Preferential Accretion onto the Secondary Black Hole Strengthens Gravitational Wave Signals
Julia M. Comerford, Joseph Simon
TL;DR
This work tackles the discrepancy between the observed nanohertz GWB amplitude and theoretical expectations by proposing preferential accretion onto the secondary SMBH during galaxy mergers. Using an observationally grounded framework that ties galaxy mergers to SMBH properties through the velocity-dispersion function and the $M_\bullet-\sigma$ relation, the authors model how differential accretion alters SMBH mass ratios and increases the rate of major SMBH mergers, thereby boosting the GWB. They show that even modest total SMBH mass growth ($\Delta M_{\bullet,tot}/M_{\bullet,tot} \approx 10\%$) can bring the predicted GWB into agreement with NANOGrav's measurements, with stronger effects at higher redshift for LISA and JWST-relevant populations and a shortened time to detect individual continuous-wave SMBH binaries in PTA data. The results highlight circumbinary-disk accretion as a key factor shaping GW signals across cosmic time and motivate further observational constraints on SMBH mass-ratio evolution during mergers. The approach provides a concrete, testable link between galaxy-scale processes and GW signals detectable by PTAs, LISA, JWST, and LIGO/Virgo/KAGRA.
Abstract
Pulsar timing arrays have recently found evidence for nanohertz gravitational waves that are consistent with being produced by a cosmological population of binary supermassive black holes (SMBHs). However, the amplitude of this gravitational wave background is larger than predicted from theoretical and empirical models of SMBH binary populations.

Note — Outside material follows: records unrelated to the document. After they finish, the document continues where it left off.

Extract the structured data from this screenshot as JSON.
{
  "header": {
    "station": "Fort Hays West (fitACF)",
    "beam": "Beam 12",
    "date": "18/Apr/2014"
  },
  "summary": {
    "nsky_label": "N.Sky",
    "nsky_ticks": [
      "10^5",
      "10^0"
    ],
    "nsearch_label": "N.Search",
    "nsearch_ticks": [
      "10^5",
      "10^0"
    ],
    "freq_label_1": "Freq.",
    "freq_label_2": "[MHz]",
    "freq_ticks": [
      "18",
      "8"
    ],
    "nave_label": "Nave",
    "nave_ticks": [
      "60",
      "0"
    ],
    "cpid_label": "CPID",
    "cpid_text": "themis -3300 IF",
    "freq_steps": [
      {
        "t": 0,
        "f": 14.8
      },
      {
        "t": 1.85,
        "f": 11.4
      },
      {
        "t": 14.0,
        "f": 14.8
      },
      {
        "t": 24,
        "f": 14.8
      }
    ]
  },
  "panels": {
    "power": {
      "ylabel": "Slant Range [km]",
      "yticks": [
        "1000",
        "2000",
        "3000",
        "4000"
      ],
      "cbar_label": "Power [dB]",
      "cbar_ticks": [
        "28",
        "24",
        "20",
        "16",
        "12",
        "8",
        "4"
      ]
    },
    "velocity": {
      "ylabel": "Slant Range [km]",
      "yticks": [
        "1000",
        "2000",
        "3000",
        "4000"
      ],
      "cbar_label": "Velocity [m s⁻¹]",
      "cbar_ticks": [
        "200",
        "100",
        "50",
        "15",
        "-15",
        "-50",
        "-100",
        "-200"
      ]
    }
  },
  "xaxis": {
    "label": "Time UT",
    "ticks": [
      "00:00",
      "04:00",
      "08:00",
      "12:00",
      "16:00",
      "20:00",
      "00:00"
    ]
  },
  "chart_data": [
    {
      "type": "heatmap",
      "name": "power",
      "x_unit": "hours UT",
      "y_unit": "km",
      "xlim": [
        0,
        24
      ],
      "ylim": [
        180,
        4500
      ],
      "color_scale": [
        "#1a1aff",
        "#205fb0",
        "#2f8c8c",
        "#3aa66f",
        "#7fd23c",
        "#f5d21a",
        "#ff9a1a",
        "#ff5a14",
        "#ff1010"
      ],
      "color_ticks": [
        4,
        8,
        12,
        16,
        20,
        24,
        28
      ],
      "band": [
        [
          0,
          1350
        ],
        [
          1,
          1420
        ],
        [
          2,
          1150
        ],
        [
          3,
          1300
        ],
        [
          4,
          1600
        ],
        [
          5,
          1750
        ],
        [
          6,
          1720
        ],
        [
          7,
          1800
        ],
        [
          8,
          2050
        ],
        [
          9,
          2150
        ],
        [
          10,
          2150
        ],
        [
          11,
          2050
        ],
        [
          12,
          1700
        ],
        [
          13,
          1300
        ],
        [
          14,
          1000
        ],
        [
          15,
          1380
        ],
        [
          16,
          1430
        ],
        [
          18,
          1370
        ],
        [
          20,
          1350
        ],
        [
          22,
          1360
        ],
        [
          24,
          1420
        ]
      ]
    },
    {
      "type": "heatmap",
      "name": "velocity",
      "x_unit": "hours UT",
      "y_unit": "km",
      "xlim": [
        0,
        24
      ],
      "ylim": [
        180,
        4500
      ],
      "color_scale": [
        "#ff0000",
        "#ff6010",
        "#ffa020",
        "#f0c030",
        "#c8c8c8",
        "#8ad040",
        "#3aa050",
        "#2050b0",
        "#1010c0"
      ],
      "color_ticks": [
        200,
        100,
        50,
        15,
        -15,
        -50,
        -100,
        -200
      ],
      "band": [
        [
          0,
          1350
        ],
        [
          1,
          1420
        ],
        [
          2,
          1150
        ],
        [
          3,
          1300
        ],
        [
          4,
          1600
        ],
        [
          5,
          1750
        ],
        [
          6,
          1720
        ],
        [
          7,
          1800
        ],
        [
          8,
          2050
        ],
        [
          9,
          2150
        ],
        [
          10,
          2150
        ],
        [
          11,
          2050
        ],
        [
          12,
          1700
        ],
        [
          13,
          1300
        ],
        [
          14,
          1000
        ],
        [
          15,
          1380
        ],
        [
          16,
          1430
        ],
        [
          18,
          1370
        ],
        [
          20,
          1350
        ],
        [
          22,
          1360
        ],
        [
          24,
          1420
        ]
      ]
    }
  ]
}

We investigate preferential accretion onto the secondary, less massive SMBH of the binary as a potential solution to this discrepancy. We carry out the first observationally-based analysis of the effect of preferential accretion on the SMBH binary population, and we find that preferential accretion onto the secondary SMBH increases the binary SMBH mass ratio, causing many minor galaxy mergers to lead to major SMBH mergers. The fraction of SMBH mergers that are major mergers increases by a factor of 2-3 when preferential accretion is included. Further, we find that only a small amount of preferential accretion (10% total SMBH mass growth) is needed to bring the predicted gravitational wave background amplitude into agreement with observations. Preferential accretion has an even larger effect on gravitational wave signals detected by LISA, which will probe SMBH binaries at higher redshifts where the environment is more gas-rich, and can also help explain the rapid build up of overmassive black holes at high redshifts observed by the James Webb Space Telescope. It also shortens the time to the first detection of an individual SMBH binary emitting continuous waves. Preferential accretion strengthens the gravitational wave signals produced by any binary embedded in a circumbinary disk, including LIGO sources.